Signatories to the brief are the AAUP, the American Civil Liberties Union of Virginia, the Union of Concerned Scientists, and the Thomas Jefferson Center for the Protection of Free Expression.
Cuccinelli, whose opposition to the science of global warming is well-known, created a public stir in spring 2010 when he sought records from UVA related to the communications and research of former professor Michael Mann, a widely published proponent of global-warming theory. Among the broad range of records sought were e-mails that Mann sent to, and received from, colleagues from as far back as 1999.
Cuccinelli is using the Virginia Fraud against Taxpayers Act to gain access to Mann’s records. Under the act, the attorney general may issue a “civil investigative demand” for information related to acts of fraud against the state, but he must first have “reason to believe” that an act of fraud has been committed and must assert the nature of the conduct under investigation.

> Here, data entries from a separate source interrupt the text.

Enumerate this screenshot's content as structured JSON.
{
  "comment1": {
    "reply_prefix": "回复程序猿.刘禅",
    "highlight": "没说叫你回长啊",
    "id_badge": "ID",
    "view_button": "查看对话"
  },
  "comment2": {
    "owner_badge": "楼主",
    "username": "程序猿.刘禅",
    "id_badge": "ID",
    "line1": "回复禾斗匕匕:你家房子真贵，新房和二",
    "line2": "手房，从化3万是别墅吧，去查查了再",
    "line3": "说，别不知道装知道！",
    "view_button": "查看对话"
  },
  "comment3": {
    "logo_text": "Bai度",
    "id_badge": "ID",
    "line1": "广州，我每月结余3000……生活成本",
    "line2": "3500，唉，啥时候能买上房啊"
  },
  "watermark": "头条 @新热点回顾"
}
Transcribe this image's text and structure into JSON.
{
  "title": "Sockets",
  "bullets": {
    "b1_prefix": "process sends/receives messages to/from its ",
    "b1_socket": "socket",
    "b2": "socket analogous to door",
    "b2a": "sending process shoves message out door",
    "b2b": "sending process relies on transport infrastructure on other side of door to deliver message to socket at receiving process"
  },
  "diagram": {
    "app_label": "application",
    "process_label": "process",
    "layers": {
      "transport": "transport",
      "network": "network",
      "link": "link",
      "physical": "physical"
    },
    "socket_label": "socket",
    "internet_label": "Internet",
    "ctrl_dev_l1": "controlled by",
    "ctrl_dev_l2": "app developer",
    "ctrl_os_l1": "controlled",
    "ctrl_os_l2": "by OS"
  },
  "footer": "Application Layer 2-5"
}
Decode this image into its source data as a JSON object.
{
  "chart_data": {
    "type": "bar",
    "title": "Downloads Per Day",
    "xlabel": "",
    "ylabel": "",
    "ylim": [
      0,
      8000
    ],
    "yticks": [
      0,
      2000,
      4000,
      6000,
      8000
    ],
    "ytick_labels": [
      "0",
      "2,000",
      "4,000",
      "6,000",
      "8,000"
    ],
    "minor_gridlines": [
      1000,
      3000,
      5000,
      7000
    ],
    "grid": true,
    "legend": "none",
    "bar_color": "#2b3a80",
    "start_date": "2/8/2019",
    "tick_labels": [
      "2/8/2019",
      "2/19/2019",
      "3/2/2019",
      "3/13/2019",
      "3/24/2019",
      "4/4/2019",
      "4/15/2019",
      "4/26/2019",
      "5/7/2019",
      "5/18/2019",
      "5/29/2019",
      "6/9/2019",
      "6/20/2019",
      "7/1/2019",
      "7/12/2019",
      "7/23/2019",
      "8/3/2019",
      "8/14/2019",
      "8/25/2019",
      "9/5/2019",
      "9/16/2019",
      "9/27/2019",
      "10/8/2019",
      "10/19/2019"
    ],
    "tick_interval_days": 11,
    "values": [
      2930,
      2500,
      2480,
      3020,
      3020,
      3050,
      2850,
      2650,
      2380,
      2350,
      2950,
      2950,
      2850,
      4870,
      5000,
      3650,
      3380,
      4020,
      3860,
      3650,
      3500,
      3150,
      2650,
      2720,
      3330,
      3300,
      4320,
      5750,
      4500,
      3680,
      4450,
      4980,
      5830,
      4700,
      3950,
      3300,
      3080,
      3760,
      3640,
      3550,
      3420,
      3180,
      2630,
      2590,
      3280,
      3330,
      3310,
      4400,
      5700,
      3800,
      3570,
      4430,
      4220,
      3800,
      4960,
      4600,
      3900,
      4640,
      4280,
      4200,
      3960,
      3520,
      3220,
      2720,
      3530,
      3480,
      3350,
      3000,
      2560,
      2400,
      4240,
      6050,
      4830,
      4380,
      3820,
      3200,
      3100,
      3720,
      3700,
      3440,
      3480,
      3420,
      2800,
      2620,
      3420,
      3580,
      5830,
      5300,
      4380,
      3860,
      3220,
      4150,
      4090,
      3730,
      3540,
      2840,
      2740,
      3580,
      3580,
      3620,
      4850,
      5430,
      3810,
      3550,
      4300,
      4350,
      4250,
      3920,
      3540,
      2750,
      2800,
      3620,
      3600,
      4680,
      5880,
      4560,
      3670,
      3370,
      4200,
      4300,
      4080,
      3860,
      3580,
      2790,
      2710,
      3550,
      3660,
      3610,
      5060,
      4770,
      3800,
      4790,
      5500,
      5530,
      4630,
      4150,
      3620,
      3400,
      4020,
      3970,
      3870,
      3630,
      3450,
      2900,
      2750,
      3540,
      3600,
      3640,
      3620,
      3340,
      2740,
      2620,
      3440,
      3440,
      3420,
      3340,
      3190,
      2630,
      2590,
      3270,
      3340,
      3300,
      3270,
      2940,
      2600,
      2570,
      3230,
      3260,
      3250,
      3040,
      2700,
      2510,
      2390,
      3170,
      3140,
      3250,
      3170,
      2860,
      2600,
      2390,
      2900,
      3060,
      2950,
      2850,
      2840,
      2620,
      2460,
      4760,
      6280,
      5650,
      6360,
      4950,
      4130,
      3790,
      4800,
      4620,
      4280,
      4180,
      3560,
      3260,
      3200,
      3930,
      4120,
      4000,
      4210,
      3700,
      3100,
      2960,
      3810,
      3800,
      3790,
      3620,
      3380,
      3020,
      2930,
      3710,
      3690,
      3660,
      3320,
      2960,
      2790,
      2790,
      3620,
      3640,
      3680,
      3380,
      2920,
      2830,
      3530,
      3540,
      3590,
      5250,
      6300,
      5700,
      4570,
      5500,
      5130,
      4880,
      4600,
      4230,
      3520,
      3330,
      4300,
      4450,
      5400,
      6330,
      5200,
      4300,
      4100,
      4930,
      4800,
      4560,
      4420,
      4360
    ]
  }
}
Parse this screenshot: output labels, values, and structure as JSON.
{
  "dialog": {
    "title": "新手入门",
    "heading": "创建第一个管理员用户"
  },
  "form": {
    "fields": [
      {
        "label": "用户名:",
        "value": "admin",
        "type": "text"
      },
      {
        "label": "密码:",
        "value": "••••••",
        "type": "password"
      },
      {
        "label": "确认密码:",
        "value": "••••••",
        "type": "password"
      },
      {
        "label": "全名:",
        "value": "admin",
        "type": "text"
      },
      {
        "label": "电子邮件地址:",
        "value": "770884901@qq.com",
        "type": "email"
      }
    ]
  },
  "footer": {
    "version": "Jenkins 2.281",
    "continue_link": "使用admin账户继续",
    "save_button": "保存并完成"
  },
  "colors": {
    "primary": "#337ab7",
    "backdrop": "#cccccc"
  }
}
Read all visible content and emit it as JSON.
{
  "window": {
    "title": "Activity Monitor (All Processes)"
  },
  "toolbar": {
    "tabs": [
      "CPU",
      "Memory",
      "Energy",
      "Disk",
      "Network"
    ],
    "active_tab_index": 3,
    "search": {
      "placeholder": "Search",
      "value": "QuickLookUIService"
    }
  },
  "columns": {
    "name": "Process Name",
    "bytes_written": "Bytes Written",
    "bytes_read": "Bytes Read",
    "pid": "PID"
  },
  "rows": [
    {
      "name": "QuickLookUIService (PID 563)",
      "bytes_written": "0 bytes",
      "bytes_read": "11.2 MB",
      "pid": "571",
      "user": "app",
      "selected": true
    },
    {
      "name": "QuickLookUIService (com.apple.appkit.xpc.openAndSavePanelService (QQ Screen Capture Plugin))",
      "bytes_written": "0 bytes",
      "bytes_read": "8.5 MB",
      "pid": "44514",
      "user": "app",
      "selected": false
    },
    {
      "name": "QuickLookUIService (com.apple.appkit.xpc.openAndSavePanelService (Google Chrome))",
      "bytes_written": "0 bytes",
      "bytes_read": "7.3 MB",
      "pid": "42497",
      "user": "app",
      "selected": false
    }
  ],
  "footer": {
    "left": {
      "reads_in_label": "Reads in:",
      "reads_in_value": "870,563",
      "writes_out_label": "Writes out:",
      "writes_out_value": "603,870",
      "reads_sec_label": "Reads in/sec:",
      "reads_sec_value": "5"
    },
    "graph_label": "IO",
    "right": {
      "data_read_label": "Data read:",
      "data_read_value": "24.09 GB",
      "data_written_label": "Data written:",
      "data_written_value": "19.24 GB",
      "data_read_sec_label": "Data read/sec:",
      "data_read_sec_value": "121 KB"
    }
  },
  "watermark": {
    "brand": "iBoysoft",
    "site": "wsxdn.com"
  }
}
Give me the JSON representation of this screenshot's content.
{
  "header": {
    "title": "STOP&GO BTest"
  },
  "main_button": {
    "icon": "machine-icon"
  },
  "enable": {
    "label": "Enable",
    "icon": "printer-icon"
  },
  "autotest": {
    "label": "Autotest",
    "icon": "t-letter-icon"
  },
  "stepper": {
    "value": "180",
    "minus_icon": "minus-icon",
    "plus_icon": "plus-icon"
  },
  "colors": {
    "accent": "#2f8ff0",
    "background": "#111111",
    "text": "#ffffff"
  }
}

Lawyers for UVA have argued that the attorney general has not met either of these conditions.
When UVA officials stated publicly that they were inclined to give in to the attorney general’s demands, the ACLU of Virginia and the AAUP wrote a letter asking UVA to stand up for academic freedom by fighting the demand in court. It did so, and the court ruled in its favor. After the court ruling, Cuccinelli issued a new civil investigative demand to UVA for access to documents related to Mann’s research and appealed the dismissal of his earlier ones to the Virginia Supreme Court. In response to a separate but very similar records request from a conservative advocacy group, UVA agreed in May to turn over public documents relating to Mann’s work by August 22 and other documents in September.